Il secondo Flagello planetario – 1940. L’invasione della Francia – Parte 2 di 2

Ci spostiamo al Quartier Generale di Vincennes, in Francia, dove il generale Gamelin intesse un colloquio accorato con il ministro della Difesa Nazionale, Eduard Daladier. Di fronte al ritratto cupo di una disfatta militare, Daladier invoca l’intervento della Gran Bretagna e chiede l’invio dei 10 squadroni da caccia sui quali si era convenuto. Il pericolo si va profilando attorno a Sedan dove i Tedeschi sono riusciti a sfondare nei settori nord e sud occupando un tratto di territorio della larghezza di 80-95 chilometri.
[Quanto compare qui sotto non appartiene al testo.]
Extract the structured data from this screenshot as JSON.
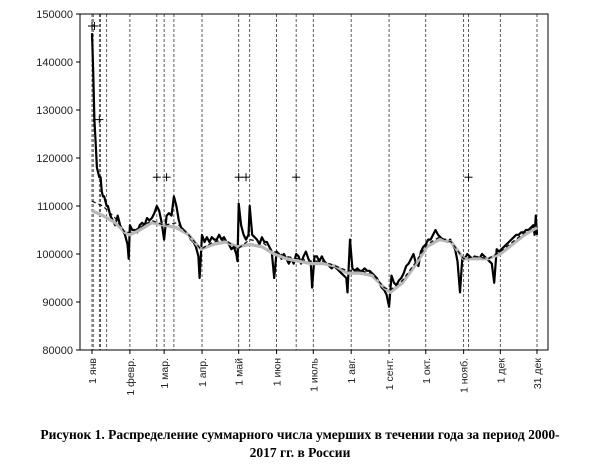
{
  "chart_data": {
    "type": "line",
    "ylim": [
      80000,
      150000
    ],
    "yticks": [
      80000,
      90000,
      100000,
      110000,
      120000,
      130000,
      140000,
      150000
    ],
    "ytick_labels": [
      "80000",
      "90000",
      "100000",
      "110000",
      "120000",
      "130000",
      "140000",
      "150000"
    ],
    "xlim": [
      1,
      365
    ],
    "xticks": [
      {
        "day": 1,
        "label": "1 янв"
      },
      {
        "day": 32,
        "label": "1 февр."
      },
      {
        "day": 60,
        "label": "1 мар."
      },
      {
        "day": 91,
        "label": "1 апр."
      },
      {
        "day": 121,
        "label": "1 май"
      },
      {
        "day": 152,
        "label": "1 июн"
      },
      {
        "day": 182,
        "label": "1 июль"
      },
      {
        "day": 213,
        "label": "1 авг."
      },
      {
        "day": 244,
        "label": "1 сент."
      },
      {
        "day": 274,
        "label": "1 окт."
      },
      {
        "day": 305,
        "label": "1 нояб."
      },
      {
        "day": 335,
        "label": "1 дек"
      },
      {
        "day": 365,
        "label": "31 дек"
      }
    ],
    "vlines_days": [
      1,
      2,
      7,
      8,
      13,
      32,
      54,
      60,
      68,
      91,
      121,
      130,
      152,
      168,
      182,
      213,
      244,
      274,
      305,
      309,
      335,
      365
    ],
    "grid": false,
    "series": [
      {
        "style": "black-thick",
        "points": [
          [
            1,
            146000
          ],
          [
            2,
            138000
          ],
          [
            3,
            128000
          ],
          [
            4,
            123000
          ],
          [
            5,
            118000
          ],
          [
            6,
            117000
          ],
          [
            7,
            116000
          ],
          [
            8,
            116000
          ],
          [
            9,
            113000
          ],
          [
            10,
            112000
          ],
          [
            11,
            112000
          ],
          [
            12,
            111000
          ],
          [
            13,
            110000
          ],
          [
            14,
            110000
          ],
          [
            15,
            109000
          ],
          [
            16,
            108000
          ],
          [
            18,
            107000
          ],
          [
            20,
            106000
          ],
          [
            22,
            108000
          ],
          [
            24,
            106000
          ],
          [
            26,
            105000
          ],
          [
            28,
            104000
          ],
          [
            30,
            102000
          ],
          [
            31,
            99000
          ],
          [
            32,
            106000
          ],
          [
            34,
            105000
          ],
          [
            36,
            105000
          ],
          [
            38,
            104500
          ],
          [
            40,
            106000
          ],
          [
            42,
            106500
          ],
          [
            44,
            106000
          ],
          [
            46,
            107500
          ],
          [
            48,
            107000
          ],
          [
            50,
            107500
          ],
          [
            52,
            108500
          ],
          [
            54,
            110000
          ],
          [
            56,
            109000
          ],
          [
            58,
            106500
          ],
          [
            60,
            103000
          ],
          [
            62,
            108000
          ],
          [
            64,
            108500
          ],
          [
            66,
            108000
          ],
          [
            68,
            112000
          ],
          [
            70,
            110000
          ],
          [
            72,
            107000
          ],
          [
            74,
            105500
          ],
          [
            76,
            105000
          ],
          [
            78,
            104500
          ],
          [
            80,
            104000
          ],
          [
            82,
            103000
          ],
          [
            84,
            102500
          ],
          [
            86,
            101500
          ],
          [
            88,
            99500
          ],
          [
            89,
            95000
          ],
          [
            91,
            104000
          ],
          [
            93,
            102500
          ],
          [
            95,
            103500
          ],
          [
            97,
            102500
          ],
          [
            99,
            103500
          ],
          [
            101,
            103000
          ],
          [
            103,
            103000
          ],
          [
            105,
            104000
          ],
          [
            107,
            103000
          ],
          [
            109,
            103500
          ],
          [
            111,
            102500
          ],
          [
            113,
            102000
          ],
          [
            115,
            101000
          ],
          [
            117,
            101500
          ],
          [
            119,
            100000
          ],
          [
            120,
            98500
          ],
          [
            121,
            110500
          ],
          [
            123,
            106000
          ],
          [
            125,
            104000
          ],
          [
            127,
            103000
          ],
          [
            129,
            104000
          ],
          [
            130,
            110000
          ],
          [
            132,
            104000
          ],
          [
            134,
            103500
          ],
          [
            136,
            103000
          ],
          [
            138,
            102000
          ],
          [
            140,
            103500
          ],
          [
            142,
            102500
          ],
          [
            144,
            102500
          ],
          [
            146,
            101500
          ],
          [
            148,
            100500
          ],
          [
            150,
            95000
          ],
          [
            152,
            100500
          ],
          [
            154,
            100000
          ],
          [
            156,
            99000
          ],
          [
            158,
            100000
          ],
          [
            160,
            99000
          ],
          [
            162,
            98000
          ],
          [
            164,
            99000
          ],
          [
            166,
            98000
          ],
          [
            168,
            100000
          ],
          [
            170,
            99500
          ],
          [
            172,
            98000
          ],
          [
            174,
            99500
          ],
          [
            176,
            100500
          ],
          [
            178,
            99000
          ],
          [
            180,
            98000
          ],
          [
            181,
            93000
          ],
          [
            183,
            99500
          ],
          [
            185,
            99500
          ],
          [
            187,
            98500
          ],
          [
            189,
            99500
          ],
          [
            191,
            98500
          ],
          [
            193,
            98000
          ],
          [
            195,
            97500
          ],
          [
            197,
            97000
          ],
          [
            199,
            97500
          ],
          [
            201,
            97000
          ],
          [
            203,
            96500
          ],
          [
            205,
            96000
          ],
          [
            207,
            95500
          ],
          [
            209,
            95000
          ],
          [
            210,
            92000
          ],
          [
            212,
            103000
          ],
          [
            214,
            97000
          ],
          [
            216,
            96500
          ],
          [
            218,
            97000
          ],
          [
            220,
            96500
          ],
          [
            222,
            96500
          ],
          [
            224,
            97000
          ],
          [
            226,
            96500
          ],
          [
            228,
            96500
          ],
          [
            230,
            96000
          ],
          [
            232,
            95500
          ],
          [
            234,
            95000
          ],
          [
            236,
            94000
          ],
          [
            238,
            93000
          ],
          [
            240,
            92500
          ],
          [
            242,
            91500
          ],
          [
            244,
            89000
          ],
          [
            246,
            95500
          ],
          [
            248,
            94000
          ],
          [
            250,
            93500
          ],
          [
            252,
            94500
          ],
          [
            254,
            95000
          ],
          [
            256,
            96000
          ],
          [
            258,
            97500
          ],
          [
            260,
            98000
          ],
          [
            262,
            99000
          ],
          [
            264,
            100000
          ],
          [
            266,
            98000
          ],
          [
            268,
            97500
          ],
          [
            270,
            100500
          ],
          [
            272,
            101500
          ],
          [
            274,
            102000
          ],
          [
            276,
            103000
          ],
          [
            278,
            103000
          ],
          [
            280,
            104000
          ],
          [
            282,
            105000
          ],
          [
            284,
            104000
          ],
          [
            286,
            103500
          ],
          [
            288,
            103000
          ],
          [
            290,
            103000
          ],
          [
            292,
            102500
          ],
          [
            294,
            103000
          ],
          [
            296,
            102000
          ],
          [
            298,
            101000
          ],
          [
            300,
            98500
          ],
          [
            302,
            92000
          ],
          [
            304,
            99500
          ],
          [
            306,
            99000
          ],
          [
            308,
            100000
          ],
          [
            310,
            99500
          ],
          [
            312,
            99000
          ],
          [
            314,
            99500
          ],
          [
            316,
            99000
          ],
          [
            318,
            99000
          ],
          [
            320,
            100000
          ],
          [
            322,
            99500
          ],
          [
            324,
            99000
          ],
          [
            326,
            98500
          ],
          [
            328,
            98000
          ],
          [
            330,
            94000
          ],
          [
            332,
            101000
          ],
          [
            334,
            100500
          ],
          [
            336,
            101000
          ],
          [
            338,
            101500
          ],
          [
            340,
            102000
          ],
          [
            342,
            102500
          ],
          [
            344,
            103000
          ],
          [
            346,
            103500
          ],
          [
            348,
            104000
          ],
          [
            350,
            104000
          ],
          [
            352,
            104500
          ],
          [
            354,
            104500
          ],
          [
            356,
            105000
          ],
          [
            358,
            105000
          ],
          [
            360,
            105500
          ],
          [
            362,
            106000
          ],
          [
            363,
            104000
          ],
          [
            364,
            108000
          ],
          [
            365,
            104000
          ]
        ]
      },
      {
        "style": "dashed-trend",
        "points": [
          [
            1,
            111000
          ],
          [
            10,
            110000
          ],
          [
            20,
            107500
          ],
          [
            28,
            104500
          ],
          [
            32,
            104500
          ],
          [
            40,
            105500
          ],
          [
            50,
            107000
          ],
          [
            60,
            106000
          ],
          [
            70,
            106500
          ],
          [
            80,
            104000
          ],
          [
            90,
            101000
          ],
          [
            100,
            102500
          ],
          [
            110,
            103000
          ],
          [
            120,
            101000
          ],
          [
            130,
            103000
          ],
          [
            140,
            102500
          ],
          [
            150,
            100500
          ],
          [
            160,
            99500
          ],
          [
            170,
            99000
          ],
          [
            180,
            98500
          ],
          [
            190,
            98500
          ],
          [
            200,
            97500
          ],
          [
            210,
            96500
          ],
          [
            220,
            96500
          ],
          [
            230,
            96000
          ],
          [
            240,
            93000
          ],
          [
            245,
            92500
          ],
          [
            255,
            94500
          ],
          [
            265,
            98000
          ],
          [
            275,
            102000
          ],
          [
            285,
            103500
          ],
          [
            295,
            102500
          ],
          [
            305,
            99000
          ],
          [
            315,
            99500
          ],
          [
            325,
            99000
          ],
          [
            335,
            100500
          ],
          [
            345,
            102500
          ],
          [
            355,
            104500
          ],
          [
            365,
            106000
          ]
        ]
      },
      {
        "style": "gray-smooth",
        "points": [
          [
            1,
            109000
          ],
          [
            10,
            108000
          ],
          [
            20,
            106500
          ],
          [
            28,
            104500
          ],
          [
            32,
            104000
          ],
          [
            40,
            105000
          ],
          [
            50,
            106500
          ],
          [
            60,
            106000
          ],
          [
            70,
            105500
          ],
          [
            80,
            104000
          ],
          [
            90,
            101000
          ],
          [
            100,
            102000
          ],
          [
            110,
            102500
          ],
          [
            120,
            101500
          ],
          [
            130,
            102000
          ],
          [
            140,
            101500
          ],
          [
            150,
            100000
          ],
          [
            160,
            99000
          ],
          [
            170,
            98500
          ],
          [
            180,
            98000
          ],
          [
            190,
            98000
          ],
          [
            200,
            97500
          ],
          [
            210,
            96000
          ],
          [
            220,
            96000
          ],
          [
            230,
            95500
          ],
          [
            240,
            93000
          ],
          [
            245,
            92000
          ],
          [
            255,
            94000
          ],
          [
            265,
            97500
          ],
          [
            275,
            101500
          ],
          [
            285,
            103000
          ],
          [
            295,
            102500
          ],
          [
            305,
            99000
          ],
          [
            315,
            99000
          ],
          [
            325,
            99000
          ],
          [
            335,
            100000
          ],
          [
            345,
            102000
          ],
          [
            355,
            104000
          ],
          [
            365,
            105500
          ]
        ]
      }
    ],
    "plus_markers": [
      [
        1,
        147500
      ],
      [
        3,
        147500
      ],
      [
        7,
        128000
      ],
      [
        54,
        116000
      ],
      [
        62,
        116000
      ],
      [
        121,
        116000
      ],
      [
        127,
        116000
      ],
      [
        168,
        116000
      ],
      [
        309,
        116000
      ]
    ]
  },
  "caption_line1": "Рисунок 1. Распределение суммарного числа умерших в течении года за период 2000-",
  "caption_line2": "2017 гг. в России"
}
In quanto alla capitale, Parigi, sono già in moto tutti i provvedimenti per una rapida evacuazione della popolazione, benché per i Tedeschi la stessa Parigi non rappresenti l’obiettivo più ambito, almeno per il momento; essi guardano a conquiste più a nordest, nella zona che si estende tra la Sambre e l’Aisne, dove il generale tedesco Guderian sta spingendo le proprie truppe nel territorio della Thiérache in direzione di Montcornet mentre, 50 chilometri circa più a nord, Rommel prende possesso della città di Avesnes per gettarsi in direzione di Landrecies, altri 20 chilometri a ovest, sulla Sambre, e il generale Reinhardt ha già superato la Mosa nei pressi di Monthermé, più a est, dove hanno inizio le Ardenne.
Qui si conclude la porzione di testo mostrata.